Australian trends In Dupuytren’s Disease management (859)

Robert Phan 1 , Jessica Paynter 1 , David Hunter-Smith 1 , Warren Rozen 1
  1. Peninsula Clinical School, Frankston

Background: First described in 1833 by Baron Guillaume Dupuytren, Dupuytren’s Disease (DD) is a fibroproliferative disorder of the palmar fascia. There are currently multiple modalities available to the surgeon to treat DD. The aim of this study was to assess the current trends in DD management by Australian hand surgeons, and compare them to those utilised by American hand surgeons.

 

Methods: A questionnaire was sent to Australian hand surgeons containing 39 questions assessing the surgeon population factors such as age, speciality and fellowship training, treatment options and preferences, and outcomes, utilising similar questions as those presented in the American questionnaire. A total of 65 hand surgeons (25%) responded to the questionnaire.

 

Results: While the American survey found most respondents were orthopaedic surgeons in private practice who did not work with registrars, Australian hand surgeons were predominantly shared between plastic and orthopaedic surgeons, with most working with registrars.  A similar percentage of Australian surgeons when compared to American surgeons use needle aponeurotomy (44% vs 39%) and limited fasciectomy (95% vs 100%), while Australian surgeons trend to using more collagenase (66% vs 77%). However, the complication profile and rates varied markedly between Australian and American hand surgeons for needle aponeurotomy, collagenase and limited fasciectomy.

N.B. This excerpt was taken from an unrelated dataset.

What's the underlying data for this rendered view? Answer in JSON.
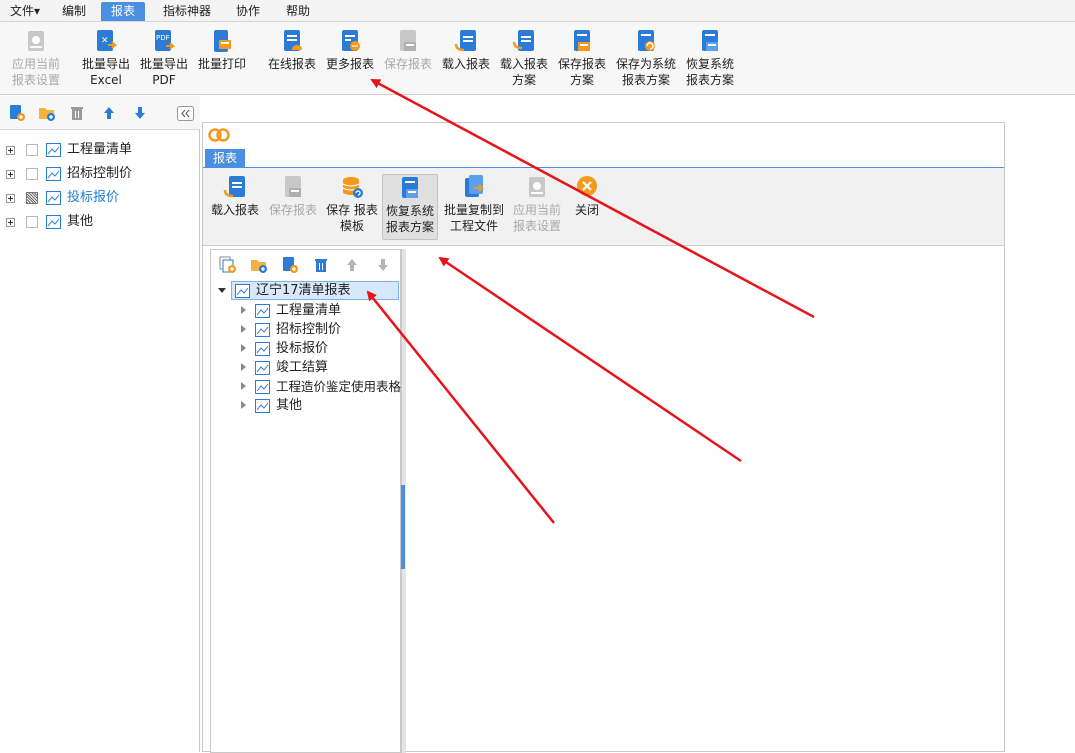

Preference for treatment of isolated metacarophalgeal joint disease, and those with proximal interphalangeal joint disease as well, for primary and recurrent disease also varied between hand surgeons in Australia and America.

 

Conclusion: While multiple treatment modalities exist for the treatment of DD, this survey demonstrates at times large variability between surgeon treatment preference within the Australian hand surgeon population, which often also does not correlate with American hand surgeon preferences, suggesting surgeon treatment preference based on training and prior experience impacts significantly on treatment utilised.